Dutch to leave Afghanistan, PM says
The 1,600 Dutch soldiers in Afghanistan will probably leave this year, Prime Minister Jan Peter Balkenende said Sunday.
The governing Dutch coalition collapsed Saturday over disputes about the date for the withdrawal of the soldiers.
NATO has asked the Netherlands to extend its commitment for a year past the August withdrawal date, but most of the 150 members of the legislature oppose keeping the troops in Afghanistan.
Balkenende announced that Labor was leaving the coalition he heads after a marathon cabinet meeting that ended early Saturday.
Labor wants the Dutch soldiers in Uruzgan province to leave in August, but Balkenende's Christian Democratic Alliance disagreed.

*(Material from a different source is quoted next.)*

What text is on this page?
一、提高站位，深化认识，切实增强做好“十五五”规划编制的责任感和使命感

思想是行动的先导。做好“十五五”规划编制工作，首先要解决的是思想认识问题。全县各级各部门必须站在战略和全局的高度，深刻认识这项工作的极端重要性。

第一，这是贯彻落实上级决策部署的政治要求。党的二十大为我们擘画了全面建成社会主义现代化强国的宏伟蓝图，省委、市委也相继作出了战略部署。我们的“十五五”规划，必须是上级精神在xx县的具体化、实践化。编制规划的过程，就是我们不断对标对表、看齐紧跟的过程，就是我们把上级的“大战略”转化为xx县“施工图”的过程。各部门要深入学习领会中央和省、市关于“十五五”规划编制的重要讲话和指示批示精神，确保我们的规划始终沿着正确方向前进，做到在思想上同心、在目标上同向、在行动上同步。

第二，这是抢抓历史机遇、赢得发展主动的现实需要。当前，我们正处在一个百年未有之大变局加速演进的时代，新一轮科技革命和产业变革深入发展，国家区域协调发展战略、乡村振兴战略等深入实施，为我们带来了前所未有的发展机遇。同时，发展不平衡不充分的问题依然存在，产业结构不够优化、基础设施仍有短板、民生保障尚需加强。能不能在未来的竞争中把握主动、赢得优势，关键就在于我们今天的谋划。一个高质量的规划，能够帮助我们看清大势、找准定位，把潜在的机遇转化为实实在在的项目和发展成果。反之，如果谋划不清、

Marjah offensive continues
Meanwhile, the coalition offensive in Marjah in Afghanistan's southern Helmand province is still trying to dislodge the Taliban from the city they control, eight days after the fighting began.
U.S. marines and Afghan units were squeezing an estimated 40 insurgents in the western quarter of the city on Sunday.
"It looks like they want to stay and fight but they can always drop their weapons and slip away. That's the nature of this war," said marine Lt.-Col. Brian Christmas.
Late last week, a top NATO official said it could take 30 days to secure Marjah and the Nad Ali district just north of the city of 80,000.
The coalition is aiming to clear the Taliban from the city and break their hold over the opium trade, which provides money for the insurgents.
Once the insurgents are driven out, the coalition wants to restore the Afghan government and restart public services to win over the population.
So far, 12 NATO soldiers and one Afghan soldier have been killed in the offensive. Coalition intelligence estimates at least 120 insurgents have died.
Canadian forces are only lightly involved. A 34-soldier contingent is mentoring Afghan forces in the area.